The Penguins are asking for a record $750 million for the franchise but might accept less if a potential buyer is willing to forgo development rights on the old Civic Arena site, sources told Trib Total Media on Wednesday.
Government officials said the ownership group, led by Mario Lemieux and billionaire Ron Burkle, could sell the team and retain the exclusive development rights to the 28-acre site. The team formed a separate but affiliated legal entity — Pittsburgh Arena Real Estate Redevelopment LP — to oversee the development project, records show.
The city’s Urban Redevelopment Authority and the city-county Sports & Exhibition Authority would have to sign off on such a deal, said the officials, who requested anonymity out of fear of interfering with the process. The agencies own portions of the former arena site.
If the Penguins get their asking price, it would be the most paid for a U.S.-based NHL franchise, more than doubling the previous high of $320 million that Josh Harris paid for the New Jersey Devils in 2013. It would be significantly more than the $565 million Forbes estimated the Penguins were worth last year.
“If they’re asking that, it doesn’t mean anybody’s going to be willing to pay that much. But it could be the starting point of the negotiation,” said Brad Humphreys, a sports economist at West Virginia University.
Sports investment advisers told the Trib the asking price has become public knowledge in their circles.
The Penguins on Wednesday declined to comment. When it announced the hiring of Morgan Stanley on June 3 to explore a sale, the team said in a statement that it would have no further comment until the process is complete.
Finalizing such a large deal would be another in a series of big-money accomplishments for Don Cornwell, one of the top deal makers in sports.
Cornwell works for PJT Partners, one of the banking firms the Penguins hired to work on the sale.
His resume includes three of the most lucrative sports deals of all time: the $1.32 billion sale of the Toronto Maple Leafs to Canadian telecommunications companies Rogers and Bell in 2012, the $1.4 billion sale of the Buffalo Bills to natural gas mogul Terry Pegula in 2014 and the $2.3 billion sale of sports talent and marketing agency International Management Group to entertainment talent agency William Morris Endeavor in 2013.
Cornwell, 44, is a New York native who earned a degree in government from Harvard and an MBA from Stanford before working in various capacities for the NFL out of college. He was hired by Morgan Stanley in 1998, eventually leading the firm’s investment banking sports practice. Last year, he joined PJT, a breakaway company formed by former Morgan Stanley executive Paul Taubman.

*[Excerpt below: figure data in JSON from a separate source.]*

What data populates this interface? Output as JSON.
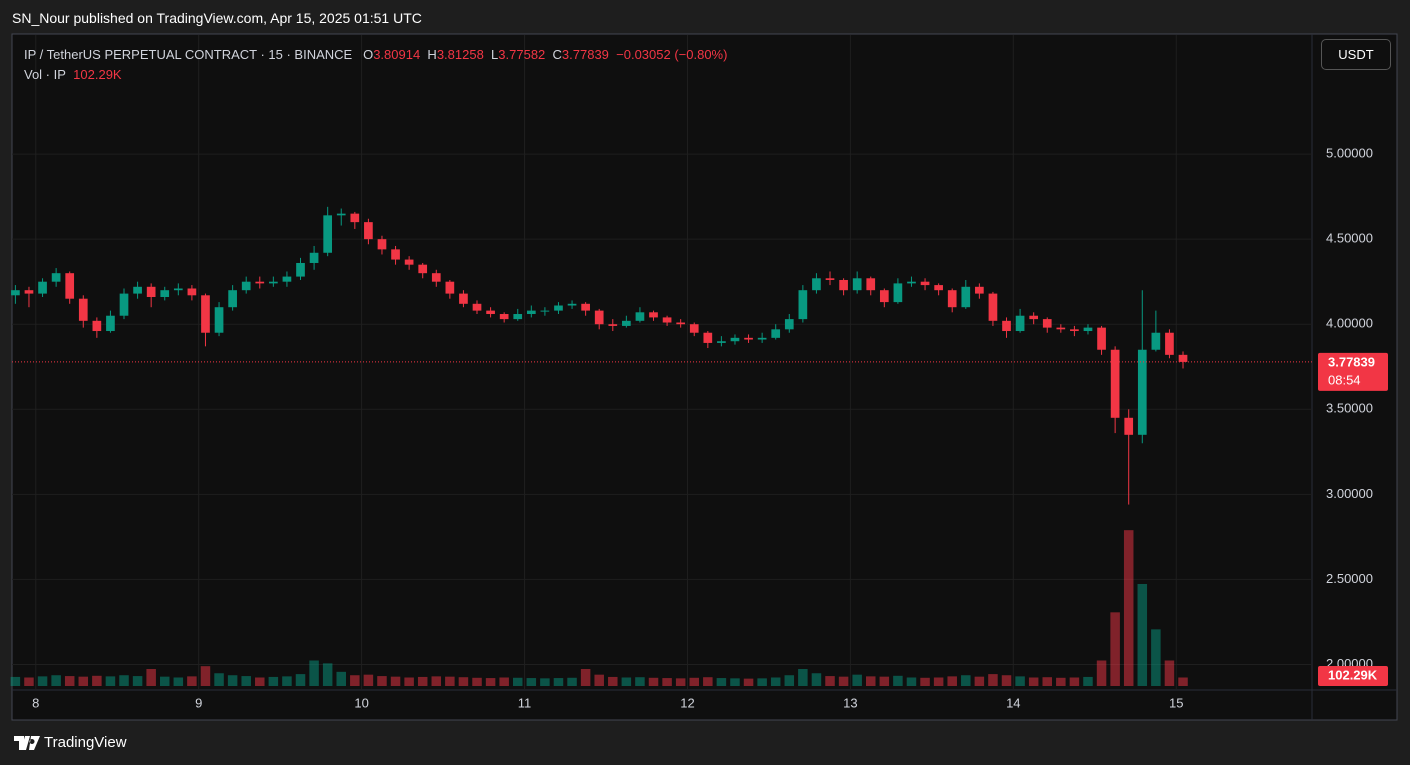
{
  "header": {
    "publisher": "SN_Nour published on TradingView.com, Apr 15, 2025 01:51 UTC",
    "brand": "TradingView"
  },
  "chart_data": {
    "type": "candlestick",
    "legend": {
      "symbol": "IP / TetherUS PERPETUAL CONTRACT · 15 · BINANCE",
      "open_label": "O",
      "open": 3.80914,
      "high_label": "H",
      "high": 3.81258,
      "low_label": "L",
      "low": 3.77582,
      "close_label": "C",
      "close": 3.77839,
      "change": "−0.03052 (−0.80%)",
      "volume_name": "Vol · IP",
      "volume": "102.29K"
    },
    "currency": "USDT",
    "countdown": "08:54",
    "up_color": "#089981",
    "down_color": "#f23645",
    "xlim": [
      -3.5,
      188
    ],
    "xticks": [
      {
        "value": 0,
        "label": "8"
      },
      {
        "value": 24,
        "label": "9"
      },
      {
        "value": 48,
        "label": "10"
      },
      {
        "value": 72,
        "label": "11"
      },
      {
        "value": 96,
        "label": "12"
      },
      {
        "value": 120,
        "label": "13"
      },
      {
        "value": 144,
        "label": "14"
      },
      {
        "value": 168,
        "label": "15"
      }
    ],
    "ylim": [
      1.85,
      5.7
    ],
    "yticks": [
      {
        "value": 2,
        "label": "2.00000"
      },
      {
        "value": 2.5,
        "label": "2.50000"
      },
      {
        "value": 3,
        "label": "3.00000"
      },
      {
        "value": 3.5,
        "label": "3.50000"
      },
      {
        "value": 4,
        "label": "4.00000"
      },
      {
        "value": 4.5,
        "label": "4.50000"
      },
      {
        "value": 5,
        "label": "5.00000"
      }
    ],
    "vlim": [
      0,
      6000000
    ],
    "grid": true,
    "x": [
      -3,
      -1,
      1,
      3,
      5,
      7,
      9,
      11,
      13,
      15,
      17,
      19,
      21,
      23,
      25,
      27,
      29,
      31,
      33,
      35,
      37,
      39,
      41,
      43,
      45,
      47,
      49,
      51,
      53,
      55,
      57,
      59,
      61,
      63,
      65,
      67,
      69,
      71,
      73,
      75,
      77,
      79,
      81,
      83,
      85,
      87,
      89,
      91,
      93,
      95,
      97,
      99,
      101,
      103,
      105,
      107,
      109,
      111,
      113,
      115,
      117,
      119,
      121,
      123,
      125,
      127,
      129,
      131,
      133,
      135,
      137,
      139,
      141,
      143,
      145,
      147,
      149,
      151,
      153,
      155,
      157,
      159,
      161,
      163,
      165,
      167,
      169
    ],
    "ohlc": [
      [
        4.17,
        4.23,
        4.12,
        4.2,
        320000
      ],
      [
        4.2,
        4.22,
        4.1,
        4.18,
        300000
      ],
      [
        4.18,
        4.27,
        4.16,
        4.25,
        340000
      ],
      [
        4.25,
        4.33,
        4.22,
        4.3,
        380000
      ],
      [
        4.3,
        4.31,
        4.12,
        4.15,
        350000
      ],
      [
        4.15,
        4.17,
        3.98,
        4.02,
        330000
      ],
      [
        4.02,
        4.04,
        3.92,
        3.96,
        360000
      ],
      [
        3.96,
        4.08,
        3.95,
        4.05,
        340000
      ],
      [
        4.05,
        4.21,
        4.03,
        4.18,
        380000
      ],
      [
        4.18,
        4.25,
        4.15,
        4.22,
        350000
      ],
      [
        4.22,
        4.24,
        4.1,
        4.16,
        600000
      ],
      [
        4.16,
        4.22,
        4.14,
        4.2,
        330000
      ],
      [
        4.2,
        4.24,
        4.17,
        4.21,
        300000
      ],
      [
        4.21,
        4.23,
        4.14,
        4.17,
        340000
      ],
      [
        4.17,
        4.18,
        3.87,
        3.95,
        700000
      ],
      [
        3.95,
        4.13,
        3.93,
        4.1,
        450000
      ],
      [
        4.1,
        4.23,
        4.08,
        4.2,
        380000
      ],
      [
        4.2,
        4.28,
        4.18,
        4.25,
        350000
      ],
      [
        4.25,
        4.28,
        4.21,
        4.24,
        300000
      ],
      [
        4.24,
        4.28,
        4.22,
        4.25,
        320000
      ],
      [
        4.25,
        4.31,
        4.22,
        4.28,
        340000
      ],
      [
        4.28,
        4.39,
        4.26,
        4.36,
        420000
      ],
      [
        4.36,
        4.46,
        4.32,
        4.42,
        900000
      ],
      [
        4.42,
        4.69,
        4.4,
        4.64,
        800000
      ],
      [
        4.64,
        4.68,
        4.58,
        4.65,
        500000
      ],
      [
        4.65,
        4.66,
        4.56,
        4.6,
        380000
      ],
      [
        4.6,
        4.62,
        4.47,
        4.5,
        400000
      ],
      [
        4.5,
        4.52,
        4.41,
        4.44,
        350000
      ],
      [
        4.44,
        4.46,
        4.35,
        4.38,
        330000
      ],
      [
        4.38,
        4.4,
        4.32,
        4.35,
        300000
      ],
      [
        4.35,
        4.36,
        4.27,
        4.3,
        320000
      ],
      [
        4.3,
        4.32,
        4.22,
        4.25,
        340000
      ],
      [
        4.25,
        4.26,
        4.15,
        4.18,
        330000
      ],
      [
        4.18,
        4.2,
        4.1,
        4.12,
        310000
      ],
      [
        4.12,
        4.14,
        4.06,
        4.08,
        290000
      ],
      [
        4.08,
        4.1,
        4.04,
        4.06,
        280000
      ],
      [
        4.06,
        4.07,
        4.01,
        4.03,
        300000
      ],
      [
        4.03,
        4.09,
        4.02,
        4.06,
        290000
      ],
      [
        4.06,
        4.11,
        4.04,
        4.08,
        280000
      ],
      [
        4.08,
        4.1,
        4.05,
        4.08,
        270000
      ],
      [
        4.08,
        4.13,
        4.06,
        4.11,
        280000
      ],
      [
        4.11,
        4.14,
        4.09,
        4.12,
        290000
      ],
      [
        4.12,
        4.13,
        4.05,
        4.08,
        600000
      ],
      [
        4.08,
        4.09,
        3.97,
        4.0,
        400000
      ],
      [
        4.0,
        4.03,
        3.96,
        3.99,
        320000
      ],
      [
        3.99,
        4.05,
        3.98,
        4.02,
        300000
      ],
      [
        4.02,
        4.1,
        4.01,
        4.07,
        310000
      ],
      [
        4.07,
        4.08,
        4.02,
        4.04,
        290000
      ],
      [
        4.04,
        4.05,
        3.99,
        4.01,
        280000
      ],
      [
        4.01,
        4.03,
        3.98,
        4.0,
        270000
      ],
      [
        4.0,
        4.01,
        3.93,
        3.95,
        290000
      ],
      [
        3.95,
        3.96,
        3.86,
        3.89,
        310000
      ],
      [
        3.89,
        3.93,
        3.87,
        3.9,
        280000
      ],
      [
        3.9,
        3.94,
        3.88,
        3.92,
        270000
      ],
      [
        3.92,
        3.94,
        3.89,
        3.91,
        260000
      ],
      [
        3.91,
        3.95,
        3.89,
        3.92,
        270000
      ],
      [
        3.92,
        4.0,
        3.91,
        3.97,
        300000
      ],
      [
        3.97,
        4.06,
        3.95,
        4.03,
        380000
      ],
      [
        4.03,
        4.23,
        4.01,
        4.2,
        600000
      ],
      [
        4.2,
        4.3,
        4.18,
        4.27,
        450000
      ],
      [
        4.27,
        4.31,
        4.23,
        4.26,
        350000
      ],
      [
        4.26,
        4.27,
        4.17,
        4.2,
        330000
      ],
      [
        4.2,
        4.31,
        4.18,
        4.27,
        400000
      ],
      [
        4.27,
        4.28,
        4.17,
        4.2,
        340000
      ],
      [
        4.2,
        4.21,
        4.1,
        4.13,
        330000
      ],
      [
        4.13,
        4.27,
        4.12,
        4.24,
        360000
      ],
      [
        4.24,
        4.28,
        4.22,
        4.25,
        300000
      ],
      [
        4.25,
        4.27,
        4.2,
        4.23,
        290000
      ],
      [
        4.23,
        4.24,
        4.17,
        4.2,
        300000
      ],
      [
        4.2,
        4.21,
        4.07,
        4.1,
        340000
      ],
      [
        4.1,
        4.26,
        4.09,
        4.22,
        380000
      ],
      [
        4.22,
        4.24,
        4.15,
        4.18,
        330000
      ],
      [
        4.18,
        4.19,
        3.99,
        4.02,
        420000
      ],
      [
        4.02,
        4.04,
        3.92,
        3.96,
        380000
      ],
      [
        3.96,
        4.09,
        3.95,
        4.05,
        340000
      ],
      [
        4.05,
        4.07,
        4.0,
        4.03,
        300000
      ],
      [
        4.03,
        4.04,
        3.95,
        3.98,
        310000
      ],
      [
        3.98,
        4.0,
        3.95,
        3.97,
        290000
      ],
      [
        3.97,
        3.99,
        3.93,
        3.96,
        300000
      ],
      [
        3.96,
        4.0,
        3.94,
        3.98,
        320000
      ],
      [
        3.98,
        3.99,
        3.82,
        3.85,
        900000
      ],
      [
        3.85,
        3.87,
        3.36,
        3.45,
        2600000
      ],
      [
        3.45,
        3.5,
        2.94,
        3.35,
        5500000
      ],
      [
        3.35,
        4.2,
        3.3,
        3.85,
        3600000
      ],
      [
        3.85,
        4.08,
        3.84,
        3.95,
        2000000
      ],
      [
        3.95,
        3.97,
        3.8,
        3.82,
        900000
      ],
      [
        3.82,
        3.84,
        3.74,
        3.77839,
        300000
      ]
    ]
  }
}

Cornwell worked on the restructuring of Steelers ownership in 2008. Steelers president Art Rooney II declined to comment on Cornwell’s role in the restructuring.
Cornwell also declined to comment.
There are several ways a sports banking adviser such as Cornwell could influence a potential Penguins sale.
First, he could round up prospective buyers, which is a sports banking adviser’s most important job. Given the potential price tag, it’s not necessarily an easy task.
“There’s not many human beings that can write that kind of check,” Cornwell said at Bloomberg Sports Business Summit last year, speaking generally about the franchise-buying process. “When you run around and try to find buyers, you end up with lots of groups, and as I think we can all attest, it’s like herding cats. Trying to get three people worth $800 million to come together to write a check and buy something together is hard to do.”
An investment banking adviser can work on the presentations the team makes when it hosts management meetings. The Penguins entertained potential buyers three weeks ago.
In face-to-face meetings such as those, Cornwell could be a seller’s ace in the hole. After all, he twice finished in the money at World Series of Poker events.
“A good investment bank rep for a seller helps to find ways to play up the value points. They’re salespeople,” said Jonathan Altman, a lawyer for the Downtown firm of Sherrard, German & Kelly who worked for Pegula on the Bills sale. “They’re essentially trying to make whatever it is they’re selling more attractive to a buyer.”